Preparation time: hours and hours. Baking time: two hours.
Note: Recipe has various stages of development.
- Maine Master Naturalist Sarah Otterson and her team of three volunteers
- Ms. B, grade 2 teacher
- 19 interested and interesting second graders
- Pond by Jim LaMarche
- string, clothes pins and towels
- school nature trail
- recycled containers
- air, sand, dirt, rocks, boulders, warm water, found materials
- surprise ingredient
Directions: Part 1
At 1 pm, meet the students and listen to an introduction to the landforms/erosion “field trip.”
Break the students into four pre-assigned groups.
After donning coats, hats, and mittens, head outside.
Discover a book strung throughout the woods.
Stop to read it and wonder about the action as well as the illustrations.
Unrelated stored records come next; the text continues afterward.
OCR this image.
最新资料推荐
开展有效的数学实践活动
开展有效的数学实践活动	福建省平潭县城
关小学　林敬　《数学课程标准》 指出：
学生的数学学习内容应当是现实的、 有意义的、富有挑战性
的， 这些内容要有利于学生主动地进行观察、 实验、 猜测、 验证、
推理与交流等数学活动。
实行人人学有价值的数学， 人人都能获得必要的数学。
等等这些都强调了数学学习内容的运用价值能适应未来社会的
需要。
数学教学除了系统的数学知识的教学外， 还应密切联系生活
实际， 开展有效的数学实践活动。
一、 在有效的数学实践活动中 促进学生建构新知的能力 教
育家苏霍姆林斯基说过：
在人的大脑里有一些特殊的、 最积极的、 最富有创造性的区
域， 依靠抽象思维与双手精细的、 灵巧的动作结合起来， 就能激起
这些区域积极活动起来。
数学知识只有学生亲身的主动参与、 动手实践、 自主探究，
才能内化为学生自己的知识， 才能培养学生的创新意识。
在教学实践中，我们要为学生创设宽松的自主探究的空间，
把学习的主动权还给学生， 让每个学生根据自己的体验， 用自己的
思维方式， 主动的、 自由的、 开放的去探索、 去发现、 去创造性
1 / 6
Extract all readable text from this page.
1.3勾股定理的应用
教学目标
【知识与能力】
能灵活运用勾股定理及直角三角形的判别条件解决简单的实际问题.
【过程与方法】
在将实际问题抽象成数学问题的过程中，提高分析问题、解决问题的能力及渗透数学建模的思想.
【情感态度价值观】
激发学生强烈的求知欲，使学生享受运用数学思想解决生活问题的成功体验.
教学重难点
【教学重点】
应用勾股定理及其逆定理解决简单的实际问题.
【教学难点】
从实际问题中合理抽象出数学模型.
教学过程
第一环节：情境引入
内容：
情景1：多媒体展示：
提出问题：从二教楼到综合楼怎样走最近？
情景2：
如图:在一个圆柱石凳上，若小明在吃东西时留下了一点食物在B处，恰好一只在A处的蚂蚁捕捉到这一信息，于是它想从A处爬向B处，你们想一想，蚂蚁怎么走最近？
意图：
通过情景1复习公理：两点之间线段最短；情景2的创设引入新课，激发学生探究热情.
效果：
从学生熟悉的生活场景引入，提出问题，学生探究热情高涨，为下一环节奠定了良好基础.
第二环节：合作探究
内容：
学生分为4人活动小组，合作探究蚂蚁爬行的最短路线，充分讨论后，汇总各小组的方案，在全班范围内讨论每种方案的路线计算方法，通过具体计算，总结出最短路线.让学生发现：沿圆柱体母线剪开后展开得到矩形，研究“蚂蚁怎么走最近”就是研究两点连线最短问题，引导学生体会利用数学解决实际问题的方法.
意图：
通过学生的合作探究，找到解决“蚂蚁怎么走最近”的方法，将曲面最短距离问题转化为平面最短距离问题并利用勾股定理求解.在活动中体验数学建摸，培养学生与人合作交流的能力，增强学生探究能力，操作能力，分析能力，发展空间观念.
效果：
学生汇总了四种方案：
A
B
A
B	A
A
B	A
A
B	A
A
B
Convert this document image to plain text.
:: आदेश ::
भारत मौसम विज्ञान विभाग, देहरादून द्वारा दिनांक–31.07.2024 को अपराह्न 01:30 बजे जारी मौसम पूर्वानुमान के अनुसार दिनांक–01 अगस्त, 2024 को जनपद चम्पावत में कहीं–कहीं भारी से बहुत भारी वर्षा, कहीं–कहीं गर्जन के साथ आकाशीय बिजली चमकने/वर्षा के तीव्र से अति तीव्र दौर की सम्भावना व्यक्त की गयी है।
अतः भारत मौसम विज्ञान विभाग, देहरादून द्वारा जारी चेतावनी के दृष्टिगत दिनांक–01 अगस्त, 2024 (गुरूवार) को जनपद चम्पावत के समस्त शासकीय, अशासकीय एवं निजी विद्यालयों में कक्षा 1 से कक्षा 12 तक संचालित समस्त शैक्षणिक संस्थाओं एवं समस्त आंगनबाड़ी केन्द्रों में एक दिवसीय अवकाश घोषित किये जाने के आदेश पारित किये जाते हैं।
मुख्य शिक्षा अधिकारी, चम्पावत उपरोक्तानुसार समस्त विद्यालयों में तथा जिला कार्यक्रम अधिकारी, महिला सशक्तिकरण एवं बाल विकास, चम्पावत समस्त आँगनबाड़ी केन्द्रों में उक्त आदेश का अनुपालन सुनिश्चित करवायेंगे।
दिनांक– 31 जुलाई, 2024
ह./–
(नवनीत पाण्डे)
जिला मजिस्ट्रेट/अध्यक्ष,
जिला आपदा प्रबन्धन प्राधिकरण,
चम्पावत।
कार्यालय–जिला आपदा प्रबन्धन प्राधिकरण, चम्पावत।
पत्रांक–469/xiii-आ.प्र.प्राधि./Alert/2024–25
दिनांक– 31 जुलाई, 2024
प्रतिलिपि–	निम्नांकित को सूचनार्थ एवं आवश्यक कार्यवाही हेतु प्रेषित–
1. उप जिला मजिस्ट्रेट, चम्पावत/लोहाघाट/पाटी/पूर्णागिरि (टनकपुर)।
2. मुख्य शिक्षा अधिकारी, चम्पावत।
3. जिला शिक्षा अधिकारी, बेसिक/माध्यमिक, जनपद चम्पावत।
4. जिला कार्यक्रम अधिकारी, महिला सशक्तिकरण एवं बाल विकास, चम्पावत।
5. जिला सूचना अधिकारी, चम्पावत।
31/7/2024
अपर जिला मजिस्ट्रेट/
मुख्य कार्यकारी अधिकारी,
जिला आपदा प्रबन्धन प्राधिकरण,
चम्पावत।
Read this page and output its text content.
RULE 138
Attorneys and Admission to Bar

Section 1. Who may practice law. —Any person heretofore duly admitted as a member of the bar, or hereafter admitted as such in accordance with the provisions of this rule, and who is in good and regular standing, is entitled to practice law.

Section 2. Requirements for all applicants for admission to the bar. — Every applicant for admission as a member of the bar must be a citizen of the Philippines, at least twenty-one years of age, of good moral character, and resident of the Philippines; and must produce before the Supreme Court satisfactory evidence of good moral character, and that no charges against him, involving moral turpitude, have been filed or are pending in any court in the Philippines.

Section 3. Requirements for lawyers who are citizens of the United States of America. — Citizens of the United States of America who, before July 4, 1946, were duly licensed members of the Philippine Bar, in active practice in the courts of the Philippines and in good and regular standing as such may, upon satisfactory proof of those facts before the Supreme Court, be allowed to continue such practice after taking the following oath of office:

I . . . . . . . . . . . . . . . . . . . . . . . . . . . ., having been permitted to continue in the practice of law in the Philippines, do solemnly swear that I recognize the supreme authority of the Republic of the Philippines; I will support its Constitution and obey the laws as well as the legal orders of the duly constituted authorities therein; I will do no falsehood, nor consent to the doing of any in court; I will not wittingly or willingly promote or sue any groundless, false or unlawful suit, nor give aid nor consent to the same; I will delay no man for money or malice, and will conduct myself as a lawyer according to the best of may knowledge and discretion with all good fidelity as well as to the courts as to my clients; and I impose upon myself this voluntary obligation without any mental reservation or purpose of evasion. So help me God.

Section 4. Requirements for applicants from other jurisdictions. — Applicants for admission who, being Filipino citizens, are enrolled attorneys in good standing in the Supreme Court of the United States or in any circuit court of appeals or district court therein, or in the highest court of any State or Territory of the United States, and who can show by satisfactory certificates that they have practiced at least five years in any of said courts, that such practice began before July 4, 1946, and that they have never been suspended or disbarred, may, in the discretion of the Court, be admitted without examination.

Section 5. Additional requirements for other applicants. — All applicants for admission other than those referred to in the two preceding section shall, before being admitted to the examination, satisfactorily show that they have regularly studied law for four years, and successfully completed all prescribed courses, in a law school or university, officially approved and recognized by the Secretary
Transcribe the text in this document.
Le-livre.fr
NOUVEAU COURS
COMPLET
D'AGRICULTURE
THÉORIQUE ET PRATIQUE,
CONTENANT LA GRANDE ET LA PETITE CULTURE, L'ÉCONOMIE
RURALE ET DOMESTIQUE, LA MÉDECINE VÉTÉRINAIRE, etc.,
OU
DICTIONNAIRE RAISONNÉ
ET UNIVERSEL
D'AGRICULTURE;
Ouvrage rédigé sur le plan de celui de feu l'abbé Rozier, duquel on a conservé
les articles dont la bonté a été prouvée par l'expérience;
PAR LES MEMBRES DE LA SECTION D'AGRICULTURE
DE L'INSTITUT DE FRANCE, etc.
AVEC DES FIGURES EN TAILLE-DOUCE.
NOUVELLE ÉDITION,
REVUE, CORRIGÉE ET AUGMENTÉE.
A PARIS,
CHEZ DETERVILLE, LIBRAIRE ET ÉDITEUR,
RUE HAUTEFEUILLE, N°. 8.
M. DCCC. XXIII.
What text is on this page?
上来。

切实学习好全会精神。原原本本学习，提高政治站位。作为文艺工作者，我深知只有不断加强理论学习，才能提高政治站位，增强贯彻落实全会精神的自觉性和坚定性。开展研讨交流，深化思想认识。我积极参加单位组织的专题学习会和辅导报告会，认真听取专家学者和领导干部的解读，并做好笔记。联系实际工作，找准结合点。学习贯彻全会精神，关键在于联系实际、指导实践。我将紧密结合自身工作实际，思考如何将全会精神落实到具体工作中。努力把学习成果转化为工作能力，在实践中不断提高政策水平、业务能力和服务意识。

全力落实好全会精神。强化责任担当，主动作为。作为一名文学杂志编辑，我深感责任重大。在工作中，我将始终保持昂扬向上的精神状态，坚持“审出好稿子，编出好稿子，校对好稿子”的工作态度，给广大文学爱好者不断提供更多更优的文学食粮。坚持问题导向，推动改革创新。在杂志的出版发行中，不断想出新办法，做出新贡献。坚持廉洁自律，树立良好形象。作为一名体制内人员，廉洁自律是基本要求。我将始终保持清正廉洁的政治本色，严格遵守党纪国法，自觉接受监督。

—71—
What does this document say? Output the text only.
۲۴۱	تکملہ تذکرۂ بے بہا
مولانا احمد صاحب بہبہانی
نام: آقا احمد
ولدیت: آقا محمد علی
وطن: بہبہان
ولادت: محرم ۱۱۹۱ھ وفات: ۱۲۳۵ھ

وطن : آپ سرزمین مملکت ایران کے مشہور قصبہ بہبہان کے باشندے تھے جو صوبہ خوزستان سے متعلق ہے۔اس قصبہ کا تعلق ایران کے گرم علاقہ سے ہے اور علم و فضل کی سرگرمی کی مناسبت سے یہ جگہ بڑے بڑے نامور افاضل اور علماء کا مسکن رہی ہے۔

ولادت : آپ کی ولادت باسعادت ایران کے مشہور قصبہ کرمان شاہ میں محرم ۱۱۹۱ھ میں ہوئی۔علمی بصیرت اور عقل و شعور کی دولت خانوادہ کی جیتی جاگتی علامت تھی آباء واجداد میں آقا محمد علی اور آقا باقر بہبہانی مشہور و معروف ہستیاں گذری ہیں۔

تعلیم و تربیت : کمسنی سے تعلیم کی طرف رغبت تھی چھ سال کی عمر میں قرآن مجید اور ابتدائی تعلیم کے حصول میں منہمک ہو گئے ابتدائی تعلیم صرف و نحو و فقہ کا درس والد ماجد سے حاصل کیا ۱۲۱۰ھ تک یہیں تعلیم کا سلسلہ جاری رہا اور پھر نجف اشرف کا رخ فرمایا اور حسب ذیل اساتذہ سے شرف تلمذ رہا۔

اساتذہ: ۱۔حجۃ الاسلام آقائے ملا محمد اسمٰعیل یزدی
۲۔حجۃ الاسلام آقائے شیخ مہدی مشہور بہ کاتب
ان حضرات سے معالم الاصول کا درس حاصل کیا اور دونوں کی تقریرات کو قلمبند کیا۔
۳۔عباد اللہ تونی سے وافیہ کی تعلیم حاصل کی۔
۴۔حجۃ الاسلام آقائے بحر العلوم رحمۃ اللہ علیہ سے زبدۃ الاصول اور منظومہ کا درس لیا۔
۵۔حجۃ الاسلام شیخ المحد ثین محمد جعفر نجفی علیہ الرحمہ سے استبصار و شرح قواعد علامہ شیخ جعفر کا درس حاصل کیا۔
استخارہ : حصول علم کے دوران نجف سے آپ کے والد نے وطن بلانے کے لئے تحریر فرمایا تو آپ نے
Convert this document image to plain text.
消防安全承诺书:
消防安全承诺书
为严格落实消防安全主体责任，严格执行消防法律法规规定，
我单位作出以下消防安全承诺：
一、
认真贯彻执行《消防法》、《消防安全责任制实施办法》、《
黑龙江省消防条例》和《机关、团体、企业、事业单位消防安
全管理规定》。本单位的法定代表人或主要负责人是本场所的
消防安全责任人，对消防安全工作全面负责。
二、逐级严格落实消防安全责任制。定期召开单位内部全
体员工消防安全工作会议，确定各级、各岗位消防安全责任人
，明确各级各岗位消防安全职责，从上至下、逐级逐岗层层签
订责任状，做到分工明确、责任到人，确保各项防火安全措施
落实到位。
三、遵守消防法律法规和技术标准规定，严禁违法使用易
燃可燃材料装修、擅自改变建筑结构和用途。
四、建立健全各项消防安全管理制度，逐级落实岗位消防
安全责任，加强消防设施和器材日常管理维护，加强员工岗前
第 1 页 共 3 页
While walking, pay attention to the lay of the land. Use hands and arms when appropriate to mimic mini ravines, hills, etc.
Repeat above action when the landforms appear in the illustrations.
Directions: Part 2
Once everyone has finished reading the story, gather by the large boulder in the school yard and review some of the story action. Again, use hands to mimic landforms, including weaving fingers together to form a dam, which was the key ingredient to form the pond in the story.
Recall that the characters exclaimed about running up a mountain by placing hands high over head. But really, they were on a hill as demonstrated by the student with the green soles.
Directions: Part 3
Introduce the concept of a model as a three-dimensional representation of something, but on a much smaller scale.
Ask for examples of models the students have made or seen.
Using recycled containers, add sand and then water to create a model of a mountain.
Once the two mix, gently tip the mixing container onto a cover.
With care, set both down on the frozen ground.
A mini mountain is born.
Pour rain (warm water) through clouds (wiggling fingers) to create a weathering situation.
Watch the mountain change as the water strikes it.
Slowly it “melts.”
Directions: Part 4
Review words to the erosion song the students have learned and show off various components that create a mountain.
Have student pour top soil into container.
Add to it some seeds from hemlock and pine cones. Use the moment as a teachable one to note the differences between the two types of cones. (Not all cones are pinecones since they don’t all grow on pine trees.)
Stir in a crushed leaf, acorn, and the surprise ingredient.
Give many students an opportunity to add rocks to the mixture.
And then pour in a couple of bigger boulders.
Top off with a pinch of sand.
Pour in some water.
Replace a big boulder with a slightly smaller one.
Again, add some more water until mixture is moist.
Flip structure onto cover.
Give it a tap for good measure.
Ask the kids to share their thoughts.
And then, ever . . .
so . . .
slowly . . .
lift . . .
Smile as everyone exclaims.
A mountain is born.
Let students move in to admire (and covet the surprise ingredient).
And then . . . watch it rain again.
And the mountain quickly erode.
Two hours from start to finish: the final product.
Despite the mud and rocks and leaves and acorn and cones, I think the students would have fought over the coveted ingredient: gummy worms. Every mountain should have gummy worms.
Notes written in cookbook margin: Thanks to Sarah for letting me be a part of her lesson for Ms. B’s Forest Friday. I was blown away by the kids knowledge both as I walked the trail with my group of four and as a larger group. I was also blown away by Sarah’s demonstration. She’s one of my favorite role models when it comes to elementary environmental education.